I bet there is not a single reader of this column who did not feel stunned by the news of the demise of Eastman Kodak. Generations of camera buffs, tourists and members of ordinary households had known no other brand of camera and film. It is almost as if it had been an inseparable part of their lives.

In its heyday, Kodak had literally reached for the skies. A Kodak camera was used by the US astronauts on the Apollo 11 mission in 1969 to film the lunar soil from only inches away. Since its founding in 1880, Kodak film has been used on 80 movies that have won Best Picture Oscars.

At its zenith, it could claim nearly 90 per cent of the camera and film sales in the US and a 70 per cent margin on its products and processes. That it should be reduced to the pathetic plight of filing for loan and bankruptcy protection is probably the worst illustration of the fate that can overtake companies that do not keep abreast of advances in technologies and changes in customer-preferences.

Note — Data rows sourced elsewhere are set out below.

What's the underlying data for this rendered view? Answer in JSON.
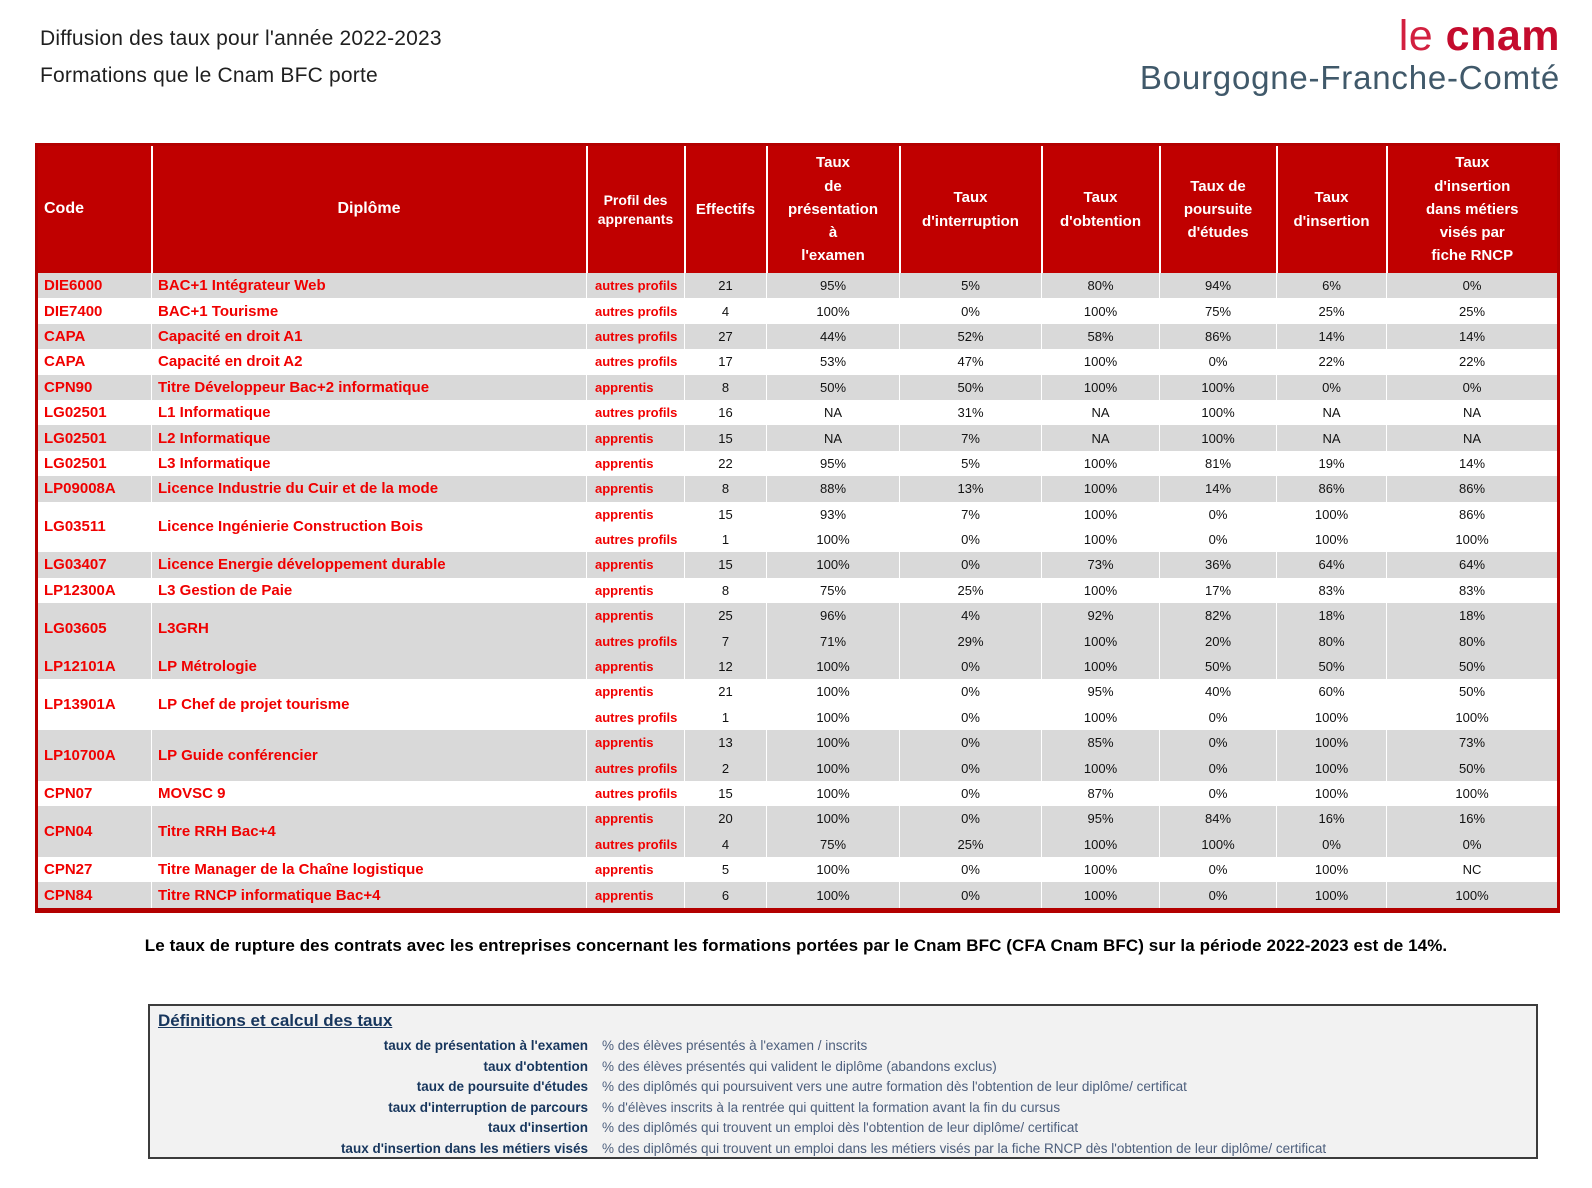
{
  "page": {
    "title_line1": "Diffusion des taux pour l'année 2022-2023",
    "title_line2": "Formations que le Cnam BFC porte"
  },
  "logo": {
    "le": "le ",
    "cnam": "cnam",
    "region": "Bourgogne-Franche-Comté"
  },
  "colors": {
    "header_red": "#c00000",
    "accent_red": "#f00000",
    "outer_border_red": "#b30000",
    "band_gray": "#d9d9d9",
    "navy": "#17365d",
    "logo_red": "#c40b2d",
    "logo_slate": "#40596a"
  },
  "table": {
    "columns": [
      "Code",
      "Diplôme",
      "Profil des\napprenants",
      "Effectifs",
      "Taux\nde\nprésentation\nà\nl'examen",
      "Taux\nd'interruption",
      "Taux\nd'obtention",
      "Taux de\npoursuite\nd'études",
      "Taux\nd'insertion",
      "Taux\nd'insertion\ndans métiers\nvisés par\nfiche RNCP"
    ],
    "groups": [
      {
        "code": "DIE6000",
        "diplome": "BAC+1 Intégrateur Web",
        "shade": "gray",
        "rows": [
          {
            "profil": "autres profils",
            "effectifs": "21",
            "values": [
              "95%",
              "5%",
              "80%",
              "94%",
              "6%",
              "0%"
            ]
          }
        ]
      },
      {
        "code": "DIE7400",
        "diplome": "BAC+1 Tourisme",
        "shade": "white",
        "rows": [
          {
            "profil": "autres profils",
            "effectifs": "4",
            "values": [
              "100%",
              "0%",
              "100%",
              "75%",
              "25%",
              "25%"
            ]
          }
        ]
      },
      {
        "code": "CAPA",
        "diplome": "Capacité en droit A1",
        "shade": "gray",
        "rows": [
          {
            "profil": "autres profils",
            "effectifs": "27",
            "values": [
              "44%",
              "52%",
              "58%",
              "86%",
              "14%",
              "14%"
            ]
          }
        ]
      },
      {
        "code": "CAPA",
        "diplome": "Capacité en droit A2",
        "shade": "white",
        "rows": [
          {
            "profil": "autres profils",
            "effectifs": "17",
            "values": [
              "53%",
              "47%",
              "100%",
              "0%",
              "22%",
              "22%"
            ]
          }
        ]
      },
      {
        "code": "CPN90",
        "diplome": "Titre Développeur Bac+2 informatique",
        "shade": "gray",
        "rows": [
          {
            "profil": "apprentis",
            "effectifs": "8",
            "values": [
              "50%",
              "50%",
              "100%",
              "100%",
              "0%",
              "0%"
            ]
          }
        ]
      },
      {
        "code": "LG02501",
        "diplome": "L1 Informatique",
        "shade": "white",
        "rows": [
          {
            "profil": "autres profils",
            "effectifs": "16",
            "values": [
              "NA",
              "31%",
              "NA",
              "100%",
              "NA",
              "NA"
            ]
          }
        ]
      },
      {
        "code": "LG02501",
        "diplome": "L2 Informatique",
        "shade": "gray",
        "rows": [
          {
            "profil": "apprentis",
            "effectifs": "15",
            "values": [
              "NA",
              "7%",
              "NA",
              "100%",
              "NA",
              "NA"
            ]
          }
        ]
      },
      {
        "code": "LG02501",
        "diplome": "L3 Informatique",
        "shade": "white",
        "rows": [
          {
            "profil": "apprentis",
            "effectifs": "22",
            "values": [
              "95%",
              "5%",
              "100%",
              "81%",
              "19%",
              "14%"
            ]
          }
        ]
      },
      {
        "code": "LP09008A",
        "diplome": "Licence Industrie du Cuir et de la mode",
        "shade": "gray",
        "rows": [
          {
            "profil": "apprentis",
            "effectifs": "8",
            "values": [
              "88%",
              "13%",
              "100%",
              "14%",
              "86%",
              "86%"
            ]
          }
        ]
      },
      {
        "code": "LG03511",
        "diplome": "Licence Ingénierie Construction Bois",
        "shade": "white",
        "rows": [
          {
            "profil": "apprentis",
            "effectifs": "15",
            "values": [
              "93%",
              "7%",
              "100%",
              "0%",
              "100%",
              "86%"
            ]
          },
          {
            "profil": "autres profils",
            "effectifs": "1",
            "values": [
              "100%",
              "0%",
              "100%",
              "0%",
              "100%",
              "100%"
            ]
          }
        ]
      },
      {
        "code": "LG03407",
        "diplome": "Licence Energie développement durable",
        "shade": "gray",
        "rows": [
          {
            "profil": "apprentis",
            "effectifs": "15",
            "values": [
              "100%",
              "0%",
              "73%",
              "36%",
              "64%",
              "64%"
            ]
          }
        ]
      },
      {
        "code": "LP12300A",
        "diplome": "L3 Gestion de Paie",
        "shade": "white",
        "rows": [
          {
            "profil": "apprentis",
            "effectifs": "8",
            "values": [
              "75%",
              "25%",
              "100%",
              "17%",
              "83%",
              "83%"
            ]
          }
        ]
      },
      {
        "code": "LG03605",
        "diplome": "L3GRH",
        "shade": "gray",
        "rows": [
          {
            "profil": "apprentis",
            "effectifs": "25",
            "values": [
              "96%",
              "4%",
              "92%",
              "82%",
              "18%",
              "18%"
            ]
          },
          {
            "profil": "autres profils",
            "effectifs": "7",
            "values": [
              "71%",
              "29%",
              "100%",
              "20%",
              "80%",
              "80%"
            ]
          }
        ]
      },
      {
        "code": "LP12101A",
        "diplome": "LP Métrologie",
        "shade": "gray",
        "rows": [
          {
            "profil": "apprentis",
            "effectifs": "12",
            "values": [
              "100%",
              "0%",
              "100%",
              "50%",
              "50%",
              "50%"
            ]
          }
        ]
      },
      {
        "code": "LP13901A",
        "diplome": "LP Chef de projet tourisme",
        "shade": "white",
        "rows": [
          {
            "profil": "apprentis",
            "effectifs": "21",
            "values": [
              "100%",
              "0%",
              "95%",
              "40%",
              "60%",
              "50%"
            ]
          },
          {
            "profil": "autres profils",
            "effectifs": "1",
            "values": [
              "100%",
              "0%",
              "100%",
              "0%",
              "100%",
              "100%"
            ]
          }
        ]
      },
      {
        "code": "LP10700A",
        "diplome": "LP Guide conférencier",
        "shade": "gray",
        "rows": [
          {
            "profil": "apprentis",
            "effectifs": "13",
            "values": [
              "100%",
              "0%",
              "85%",
              "0%",
              "100%",
              "73%"
            ]
          },
          {
            "profil": "autres profils",
            "effectifs": "2",
            "values": [
              "100%",
              "0%",
              "100%",
              "0%",
              "100%",
              "50%"
            ]
          }
        ]
      },
      {
        "code": "CPN07",
        "diplome": "MOVSC 9",
        "shade": "white",
        "rows": [
          {
            "profil": "autres profils",
            "effectifs": "15",
            "values": [
              "100%",
              "0%",
              "87%",
              "0%",
              "100%",
              "100%"
            ]
          }
        ]
      },
      {
        "code": "CPN04",
        "diplome": "Titre RRH Bac+4",
        "shade": "gray",
        "rows": [
          {
            "profil": "apprentis",
            "effectifs": "20",
            "values": [
              "100%",
              "0%",
              "95%",
              "84%",
              "16%",
              "16%"
            ]
          },
          {
            "profil": "autres profils",
            "effectifs": "4",
            "values": [
              "75%",
              "25%",
              "100%",
              "100%",
              "0%",
              "0%"
            ]
          }
        ]
      },
      {
        "code": "CPN27",
        "diplome": "Titre Manager de la Chaîne logistique",
        "shade": "white",
        "rows": [
          {
            "profil": "apprentis",
            "effectifs": "5",
            "values": [
              "100%",
              "0%",
              "100%",
              "0%",
              "100%",
              "NC"
            ]
          }
        ]
      },
      {
        "code": "CPN84",
        "diplome": "Titre RNCP informatique Bac+4",
        "shade": "gray",
        "rows": [
          {
            "profil": "apprentis",
            "effectifs": "6",
            "values": [
              "100%",
              "0%",
              "100%",
              "0%",
              "100%",
              "100%"
            ]
          }
        ]
      }
    ]
  },
  "note": "Le taux de rupture des contrats avec les entreprises concernant les formations portées par le Cnam BFC (CFA Cnam BFC) sur la période 2022-2023 est de 14%.",
  "definitions": {
    "title": "Définitions et calcul des taux",
    "items": [
      {
        "label": "taux de présentation à l'examen",
        "description": "% des élèves présentés à l'examen / inscrits"
      },
      {
        "label": "taux d'obtention",
        "description": "% des élèves présentés qui valident le diplôme (abandons exclus)"
      },
      {
        "label": "taux de poursuite d'études",
        "description": "% des diplômés qui poursuivent vers une autre formation dès l'obtention de leur diplôme/ certificat"
      },
      {
        "label": "taux d'interruption de parcours",
        "description": "% d'élèves inscrits à la rentrée qui quittent la formation avant la fin du cursus"
      },
      {
        "label": "taux d'insertion",
        "description": "% des diplômés qui trouvent un emploi dès l'obtention de leur diplôme/ certificat"
      },
      {
        "label": "taux d'insertion dans les métiers visés",
        "description": "% des diplômés qui trouvent un emploi dans les métiers visés par la fiche RNCP dès l'obtention de leur diplôme/ certificat"
      }
    ]
  }
}
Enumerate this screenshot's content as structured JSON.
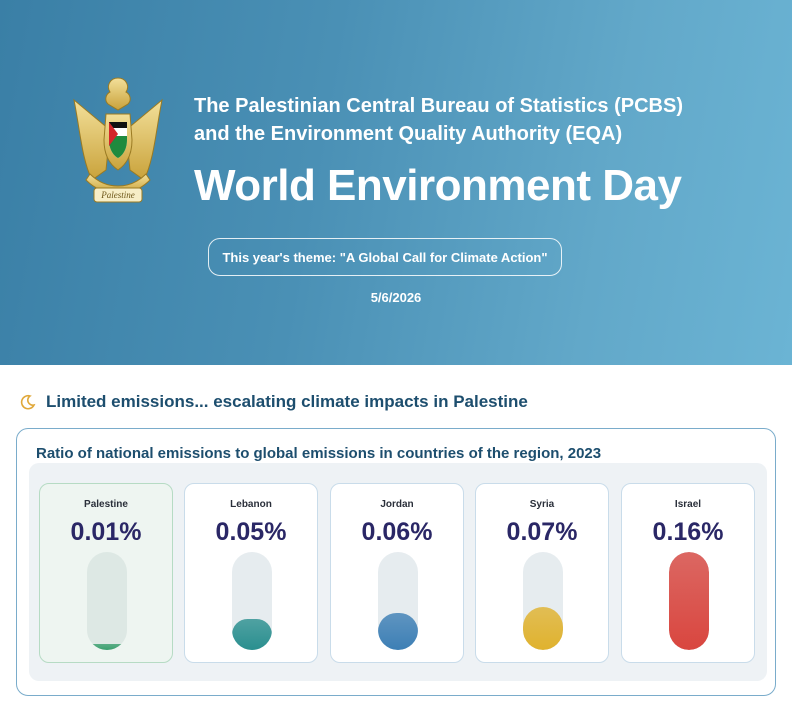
{
  "header": {
    "org_line1": "The Palestinian Central Bureau of Statistics (PCBS)",
    "org_line2": "and the Environment Quality Authority (EQA)",
    "title": "World Environment Day",
    "theme": "This year's theme: \"A Global Call for Climate Action\"",
    "date": "5/6/2026",
    "emblem_text": "Palestine"
  },
  "section": {
    "heading": "Limited emissions... escalating climate impacts in Palestine",
    "icon": "crescent-icon"
  },
  "chart_data": {
    "type": "bar",
    "title": "Ratio of national emissions to global emissions in countries of the region, 2023",
    "categories": [
      "Palestine",
      "Lebanon",
      "Jordan",
      "Syria",
      "Israel"
    ],
    "labels": [
      "0.01%",
      "0.05%",
      "0.06%",
      "0.07%",
      "0.16%"
    ],
    "values": [
      0.01,
      0.05,
      0.06,
      0.07,
      0.16
    ],
    "ylim": [
      0,
      0.16
    ],
    "colors": [
      "#3a9f6e",
      "#2a8f8f",
      "#3d7fb5",
      "#e0b22e",
      "#d9463f"
    ]
  },
  "colors": {
    "hero_start": "#3a7fa6",
    "hero_end": "#6bb4d4",
    "heading": "#1d4e6e",
    "value_text": "#2a2766",
    "accent_icon": "#e0a83a"
  }
}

For, Kodak is not the first to fade away. There have, for instance, been the EMI, Polaroid and Xerox, which had also gambled on their once great, but currently, irrelevant strengths, and “fumbled the future”. Nor will it be the last. Some technology and market watchers have begun to caution Hewlett-Packard, RIM and Nokia that they too may fold up if they do not catch up.

Airplane without wings

The Western media have gone to great lengths to distil the revealing lessons the Kodak debacle holds for other companies. I just give the gist without elaborating them, as the logic must be self-evident to the worldly-wise.

A company progressively, and unbeknownst to those running it, loses its élan vital by sticking too long with its core competence, without being proactive enough to explore ever newer avenues to make its impact. Invention alone, without the accompanying drive to market it, is like an airplane without wings. Kodak had the raw materials to become a player in the new digital world, but it was not serious about putting them to the best use.

It did make forays into “adjacent” businesses where it may have had some expertise, but soon got out of depth when it had to contend with different types of customers and products and different organisational cultures, business models and rules of the game. Diversifying into businesses away from what a company had been traditionally been focused on and it was most comfortable with has seldom worked.

Kodak expanded into chemicals, bathroom cleaners and medical-testing devices but this only led to an enormous drain on resources, aggravated further by mounting overheads on generous compensation packages and pension benefits. Timely selling of the company while it still had some value left might have saved it, but this is always a difficult proposition to implement and Kodak's decision-makers could not be blamed for dragging their feet until well past the eleventh hour. (It may be of interest here to recall that its own founder George Eastman committed suicide at age 77, leaving a note saying, “To my friends, my work is done. Why wait?”)

Need for upgradation

There is yet another factor that governs companies but this has not figured in the analysis widely made in the media. Organisations too, like those they employ, fall victims to the Peter Principle, rising to their level of incompetence. The implication of this for those in charge of companies is that they should be ruthless in getting rid of dead wood, and induct fresh blood laterally at various levels of policy making. The top echelons should not consider themselves to be an exception to this. In fact, the need for constant intellectual and technological upgradation is imperative in their case.

Nowhere does human obsolescence manifest itself so direly as when a company is undermined, by what has been called ‘disruptive innovations'. In the case of Kodak, complacency in the face of the multiplier effects of digital technology and smart phones acting as cameras, simply robbed it of its appeal and swept it off its feet when confronted with the tsunami of competition. RIP.